Cuba has tried to sell base oils and lubricants to U.S. firms and use the revenue to buy other needed oil products from another U.S. company, according to a CIA report obtained by The Chicago Tribune.
The sales and purchases were to be financed through Panamanian banks that have correspondent relationships with the National Bank of Cuba, the CIA reported.
Such a series of transactions would violate the U.S. economic embargo of Cuba. The Cubans were so anxious to make the deal, according to a source upon which the CIA report is based, that they indicated the oils and lubricants they offered wuld be "very competitively priced."
"The Cubans cannot get these additives from the U.S.S.R., which does not manufacture them, and is seeking a more reliable source of supply," the CIA report said. "These additives are used in the oil products the Cubans are trying to market in the United States."
Cuba has been purchasing the additives, made by a U.S. company that was not identified in the report, from one source in Canada and another in France, according to the report.
The CIA stressed that its report was "not finally evaluated intelligence," and it was distributed only as "an information report." It is classified secret.
According to the report, Celia Caridad Abrahantes Figurerdo, a member of the Cuban national assembly, and Baudilio Castellanos, manager of exports and imports for Cuba's petroleum industry, outlined the plan last July.

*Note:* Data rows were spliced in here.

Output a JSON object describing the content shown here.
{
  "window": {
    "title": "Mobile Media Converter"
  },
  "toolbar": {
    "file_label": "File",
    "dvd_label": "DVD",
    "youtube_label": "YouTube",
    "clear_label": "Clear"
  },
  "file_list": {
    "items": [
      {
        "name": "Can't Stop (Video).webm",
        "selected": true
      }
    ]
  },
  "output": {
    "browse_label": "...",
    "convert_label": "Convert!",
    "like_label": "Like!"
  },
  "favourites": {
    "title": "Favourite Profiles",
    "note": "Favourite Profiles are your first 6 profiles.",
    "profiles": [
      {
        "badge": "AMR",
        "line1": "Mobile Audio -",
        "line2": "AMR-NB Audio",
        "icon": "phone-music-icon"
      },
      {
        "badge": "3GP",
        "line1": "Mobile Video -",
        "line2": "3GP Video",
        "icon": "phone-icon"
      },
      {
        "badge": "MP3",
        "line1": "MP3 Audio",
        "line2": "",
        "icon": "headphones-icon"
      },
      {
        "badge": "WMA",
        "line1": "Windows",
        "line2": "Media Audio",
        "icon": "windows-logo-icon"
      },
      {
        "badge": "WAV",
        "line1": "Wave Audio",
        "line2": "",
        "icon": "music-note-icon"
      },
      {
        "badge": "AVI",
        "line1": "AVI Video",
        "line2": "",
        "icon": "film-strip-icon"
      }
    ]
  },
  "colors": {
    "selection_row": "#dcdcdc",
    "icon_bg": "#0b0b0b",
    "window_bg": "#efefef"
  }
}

The Cubans tried to sell base oils, including 70,000 metric tons of SAE 140 oil, 20,000 metric tons of heavy cylinder oil, and 20,000 to 30,000 metric tons of turbine "L" oil. The amounts could be supplied annually, they said.
The Cubans also wanted to sell 3,250 metric tons per year of lubricants for motors and transmissions to a small U.S. refiner.
Cuba depends on the Soviet Union for nearly all its oil. It has reached agreement over the last year with Mexico to begin geological exploration off Cuban shores and to improve its refining capacities.